Wednesday, March 1, 2017
I decided to get a part-time job in the evenings for a while at a local grocery store to help with the bills - mainly the ones associated with my sister and my condo down in Stuart, Florida. I intend to review things in a few months to see if I still need to work two jobs, especially since I am being scheduled until midnight two or three nights a week. In any case, the grocery store is located where the University Hills Mall used to sit, where I was the manager of the Hatch's Bookstore, a long gone local Denver bookstore chain. I took the photograph on the left at the exact spot where the store used to sit.
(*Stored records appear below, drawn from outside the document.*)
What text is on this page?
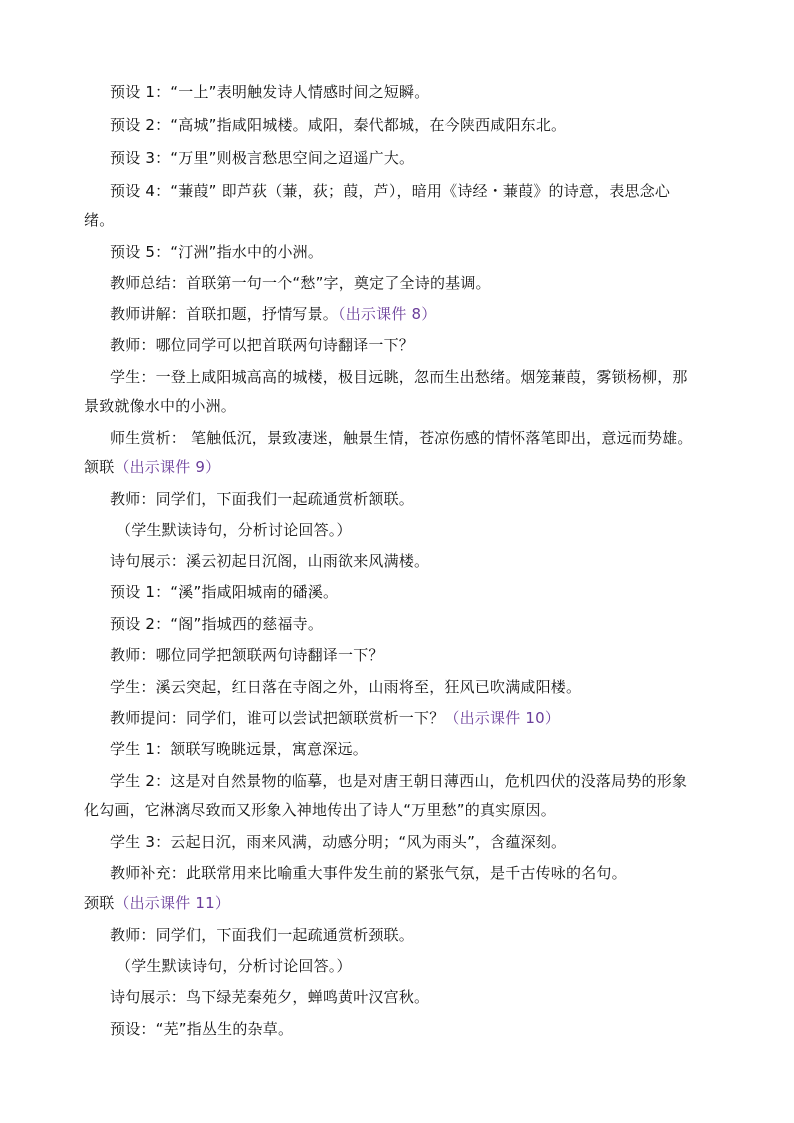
预设 1：“一上”表明触发诗人情感时间之短瞬。
预设 2：“高城”指咸阳城楼。咸阳，秦代都城，在今陕西咸阳东北。
预设 3：“万里”则极言愁思空间之迢遥广大。
预设 4：“蒹葭” 即芦荻（蒹，荻；葭，芦），暗用《诗经・蒹葭》的诗意，表思念心
绪。
预设 5：“汀洲”指水中的小洲。
教师总结：首联第一句一个“愁”字，奠定了全诗的基调。
教师讲解：首联扣题，抒情写景。（出示课件 8）
教师：哪位同学可以把首联两句诗翻译一下？
学生：一登上咸阳城高高的城楼，极目远眺，忽而生出愁绪。烟笼蒹葭，雾锁杨柳，那
景致就像水中的小洲。
师生赏析： 笔触低沉，景致凄迷，触景生情，苍凉伤感的情怀落笔即出，意远而势雄。
颔联（出示课件 9）
教师：同学们，下面我们一起疏通赏析颔联。
（学生默读诗句，分析讨论回答。）
诗句展示：溪云初起日沉阁，山雨欲来风满楼。
预设 1：“溪”指咸阳城南的磻溪。
预设 2：“阁”指城西的慈福寺。
教师：哪位同学把颔联两句诗翻译一下？
学生：溪云突起，红日落在寺阁之外，山雨将至，狂风已吹满咸阳楼。
教师提问：同学们，谁可以尝试把颔联赏析一下？（出示课件 10）
学生 1：颔联写晚眺远景，寓意深远。
学生 2：这是对自然景物的临摹，也是对唐王朝日薄西山，危机四伏的没落局势的形象
化勾画，它淋漓尽致而又形象入神地传出了诗人“万里愁”的真实原因。
学生 3：云起日沉，雨来风满，动感分明；“风为雨头”，含蕴深刻。
教师补充：此联常用来比喻重大事件发生前的紧张气氛，是千古传咏的名句。
颈联（出示课件 11）
教师：同学们，下面我们一起疏通赏析颈联。
（学生默读诗句，分析讨论回答。）
诗句展示：鸟下绿芜秦苑夕，蝉鸣黄叶汉宫秋。
预设：“芜”指丛生的杂草。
Hatch's Bookstore was the first place I worked in Denver, from 1981 until 1984, when I started working at the University of Denver Bookstore. The photograph of me on the right was taken of me at the front doors of the store, and as you can plainly see, I have not aged a bit over that period of time. I do have a sketch of myself (done by a street artist in the Montmartre section of Paris), and it is sitting in the closet. I better take it out and see if it is growing older and more evil looking in place of me. And my apologies to Oscar Wilde.